Setali tiga uang dengan Indosat Ooredoo, Tri Indonesia juga mengtakan bahwa aksi korporasi ini belum akan mengubah produk serta layanan yang saat ini sudah ada,

“(Paket dan layanan) tidak ada yang berubah sama sekali. Semua sama seperti saat ini,” kata Danny Buldansyah, Deputy Presiden Direktur Tri Indonesia. Danny menambahkan, setelah merger resmi, yakni saat persetujuan diperoleh termasuk dari regulator, Tri Indonesia akan melakukan assessment secara menyeluruh.

“Yang pasti semua produk dan service (layanan) yang ada akan tetap berlaku,” imbuh Danny.

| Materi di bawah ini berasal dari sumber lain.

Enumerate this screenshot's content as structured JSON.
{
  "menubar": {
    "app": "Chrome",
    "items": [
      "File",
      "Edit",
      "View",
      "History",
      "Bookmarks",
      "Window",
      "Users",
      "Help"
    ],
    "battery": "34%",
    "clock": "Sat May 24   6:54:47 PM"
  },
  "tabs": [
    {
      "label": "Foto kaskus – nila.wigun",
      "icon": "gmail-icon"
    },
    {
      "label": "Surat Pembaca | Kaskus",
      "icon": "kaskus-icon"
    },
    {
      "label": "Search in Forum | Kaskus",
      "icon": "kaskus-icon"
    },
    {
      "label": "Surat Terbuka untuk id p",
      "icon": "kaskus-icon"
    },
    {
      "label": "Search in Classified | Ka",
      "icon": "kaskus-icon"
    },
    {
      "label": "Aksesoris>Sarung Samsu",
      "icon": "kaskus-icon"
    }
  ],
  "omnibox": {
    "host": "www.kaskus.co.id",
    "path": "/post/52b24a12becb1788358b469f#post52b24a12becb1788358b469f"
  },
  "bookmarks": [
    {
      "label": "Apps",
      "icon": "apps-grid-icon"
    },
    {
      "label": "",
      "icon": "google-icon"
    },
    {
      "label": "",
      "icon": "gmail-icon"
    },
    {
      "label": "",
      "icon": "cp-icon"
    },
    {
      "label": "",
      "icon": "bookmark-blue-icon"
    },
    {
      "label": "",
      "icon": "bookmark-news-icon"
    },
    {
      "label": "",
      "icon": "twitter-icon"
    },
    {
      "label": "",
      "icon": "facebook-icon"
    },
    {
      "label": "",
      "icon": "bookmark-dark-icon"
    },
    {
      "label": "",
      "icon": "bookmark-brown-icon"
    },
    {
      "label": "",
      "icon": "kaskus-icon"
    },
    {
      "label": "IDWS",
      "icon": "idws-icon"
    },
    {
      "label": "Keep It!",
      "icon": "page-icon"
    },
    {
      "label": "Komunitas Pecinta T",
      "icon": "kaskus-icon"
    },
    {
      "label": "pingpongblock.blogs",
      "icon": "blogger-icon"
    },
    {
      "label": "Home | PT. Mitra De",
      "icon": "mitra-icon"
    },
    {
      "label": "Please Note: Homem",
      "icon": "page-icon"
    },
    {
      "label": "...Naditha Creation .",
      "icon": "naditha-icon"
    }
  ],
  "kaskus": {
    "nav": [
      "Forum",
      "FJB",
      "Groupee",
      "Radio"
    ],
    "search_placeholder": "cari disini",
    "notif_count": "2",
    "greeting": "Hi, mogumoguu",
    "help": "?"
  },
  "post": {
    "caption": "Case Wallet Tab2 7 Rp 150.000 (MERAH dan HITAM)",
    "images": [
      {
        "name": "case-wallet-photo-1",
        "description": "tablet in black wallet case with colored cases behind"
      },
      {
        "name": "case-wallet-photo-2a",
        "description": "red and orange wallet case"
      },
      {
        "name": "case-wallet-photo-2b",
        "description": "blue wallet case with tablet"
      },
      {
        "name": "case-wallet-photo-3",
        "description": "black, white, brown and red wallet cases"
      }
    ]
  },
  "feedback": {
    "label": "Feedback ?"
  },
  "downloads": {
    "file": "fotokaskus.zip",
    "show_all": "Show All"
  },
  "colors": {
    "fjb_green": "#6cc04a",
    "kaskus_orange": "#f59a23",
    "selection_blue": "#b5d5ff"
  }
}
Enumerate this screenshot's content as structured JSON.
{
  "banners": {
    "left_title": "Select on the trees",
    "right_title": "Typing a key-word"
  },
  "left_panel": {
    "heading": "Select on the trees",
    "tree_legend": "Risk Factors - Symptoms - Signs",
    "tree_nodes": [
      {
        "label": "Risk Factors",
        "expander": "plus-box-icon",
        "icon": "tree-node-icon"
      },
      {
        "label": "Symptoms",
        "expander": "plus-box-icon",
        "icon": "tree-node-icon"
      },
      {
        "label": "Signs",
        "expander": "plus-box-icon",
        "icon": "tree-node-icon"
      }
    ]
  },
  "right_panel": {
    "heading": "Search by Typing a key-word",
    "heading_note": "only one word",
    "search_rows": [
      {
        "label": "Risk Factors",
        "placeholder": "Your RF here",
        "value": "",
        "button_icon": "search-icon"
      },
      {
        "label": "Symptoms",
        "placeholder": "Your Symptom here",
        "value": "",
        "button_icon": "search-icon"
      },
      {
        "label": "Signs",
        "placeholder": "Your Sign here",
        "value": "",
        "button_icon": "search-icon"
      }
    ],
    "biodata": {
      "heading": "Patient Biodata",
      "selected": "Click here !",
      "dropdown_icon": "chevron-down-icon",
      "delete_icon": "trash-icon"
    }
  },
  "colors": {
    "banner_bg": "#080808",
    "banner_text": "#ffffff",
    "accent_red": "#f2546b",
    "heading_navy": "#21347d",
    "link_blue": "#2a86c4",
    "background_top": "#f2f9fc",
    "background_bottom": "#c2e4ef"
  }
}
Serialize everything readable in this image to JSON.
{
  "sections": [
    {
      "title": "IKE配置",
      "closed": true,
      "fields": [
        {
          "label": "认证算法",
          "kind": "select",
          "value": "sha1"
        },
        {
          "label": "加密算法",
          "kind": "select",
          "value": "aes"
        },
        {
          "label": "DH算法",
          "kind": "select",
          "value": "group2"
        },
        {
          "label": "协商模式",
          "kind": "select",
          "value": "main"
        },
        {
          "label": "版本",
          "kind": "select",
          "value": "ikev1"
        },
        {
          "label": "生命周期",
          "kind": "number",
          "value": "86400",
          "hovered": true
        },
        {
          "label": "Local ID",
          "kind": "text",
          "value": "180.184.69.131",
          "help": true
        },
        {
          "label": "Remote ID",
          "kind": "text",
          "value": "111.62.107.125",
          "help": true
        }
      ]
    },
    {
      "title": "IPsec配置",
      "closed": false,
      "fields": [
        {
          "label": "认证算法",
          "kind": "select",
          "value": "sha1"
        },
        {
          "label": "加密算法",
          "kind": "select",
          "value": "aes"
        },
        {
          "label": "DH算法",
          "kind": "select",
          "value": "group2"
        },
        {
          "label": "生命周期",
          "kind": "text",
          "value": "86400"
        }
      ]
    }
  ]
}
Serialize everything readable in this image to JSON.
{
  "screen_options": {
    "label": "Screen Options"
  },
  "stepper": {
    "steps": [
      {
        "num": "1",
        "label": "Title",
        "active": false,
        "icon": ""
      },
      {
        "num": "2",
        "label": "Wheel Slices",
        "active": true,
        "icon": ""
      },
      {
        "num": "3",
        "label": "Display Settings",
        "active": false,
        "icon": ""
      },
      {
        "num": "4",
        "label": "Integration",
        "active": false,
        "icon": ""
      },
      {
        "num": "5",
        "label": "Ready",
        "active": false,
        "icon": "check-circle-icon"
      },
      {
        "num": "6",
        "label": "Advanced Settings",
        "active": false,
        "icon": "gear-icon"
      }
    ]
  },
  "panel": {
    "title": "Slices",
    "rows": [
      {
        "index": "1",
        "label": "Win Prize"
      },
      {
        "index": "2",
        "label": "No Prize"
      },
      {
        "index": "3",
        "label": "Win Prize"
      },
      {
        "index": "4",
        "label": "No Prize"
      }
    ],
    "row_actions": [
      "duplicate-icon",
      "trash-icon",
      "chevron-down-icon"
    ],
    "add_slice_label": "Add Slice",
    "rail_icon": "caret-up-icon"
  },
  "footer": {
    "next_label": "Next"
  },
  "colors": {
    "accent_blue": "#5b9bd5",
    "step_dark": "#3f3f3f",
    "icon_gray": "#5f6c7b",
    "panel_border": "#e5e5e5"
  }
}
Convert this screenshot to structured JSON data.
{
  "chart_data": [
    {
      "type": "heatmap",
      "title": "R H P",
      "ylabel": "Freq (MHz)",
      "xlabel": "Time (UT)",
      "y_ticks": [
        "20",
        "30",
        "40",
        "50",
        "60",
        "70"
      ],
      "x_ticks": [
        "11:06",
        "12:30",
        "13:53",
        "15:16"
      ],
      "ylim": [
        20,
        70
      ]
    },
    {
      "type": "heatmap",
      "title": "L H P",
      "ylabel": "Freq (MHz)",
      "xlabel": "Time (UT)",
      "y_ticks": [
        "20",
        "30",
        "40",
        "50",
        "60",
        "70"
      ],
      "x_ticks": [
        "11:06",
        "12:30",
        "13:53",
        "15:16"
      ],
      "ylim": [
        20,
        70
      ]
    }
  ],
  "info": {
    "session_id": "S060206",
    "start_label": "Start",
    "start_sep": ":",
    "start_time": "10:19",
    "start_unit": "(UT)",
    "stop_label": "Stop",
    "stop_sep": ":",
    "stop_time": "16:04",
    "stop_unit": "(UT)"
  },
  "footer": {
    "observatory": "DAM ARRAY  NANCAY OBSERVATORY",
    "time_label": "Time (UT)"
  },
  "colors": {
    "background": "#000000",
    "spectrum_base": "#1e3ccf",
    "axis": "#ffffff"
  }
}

Proses merger Tri dan Indosat diperkirakan akan selesai pada akhir tahun 2021. Penyelesaian transaksi akan bergantung pada persetujuan pemegang saham Ooredoo Group, CK Hutchison, dan Indosat Ooredoo, persetujuan regulator, serta berbagai syarat dan ketentuan.

Menurut pengamat Telekomunikasi, Moch S Hendrowijono, merger Indosat Ooredo dan Tri Indonesia akan menguntungkan dari sisi keterjangkauan, terutama bagi pelanggan Tri yang senang bermain poker online terpercaya di situs judi MOJOBET89.

Dimana hal ini berarti, wilayah yang selama ini belum terjangkau oleh Tri, akan bisa tercakup oleh Indosat Ooredoo.

“Di mana ada Tri pasti sudah ada Indosat, di mana ada Indosat belum tentu ada Tri atau Smartfren ada,” kata Hendro. Akan tetapi, penyusutan pelanggan berpeluang terjadi pasca-merger.

Sebab, pelanggan bisa tidak merasakan hal yang sama ketika menggunakan layanan atau produk operator seluler, sebelum dan sesudah merger. “Kebiasaan-kebiasaan yang sudah mereka lakukan tidak akan sama dengan ketika masuk ke operator baru,” jelas Hendro.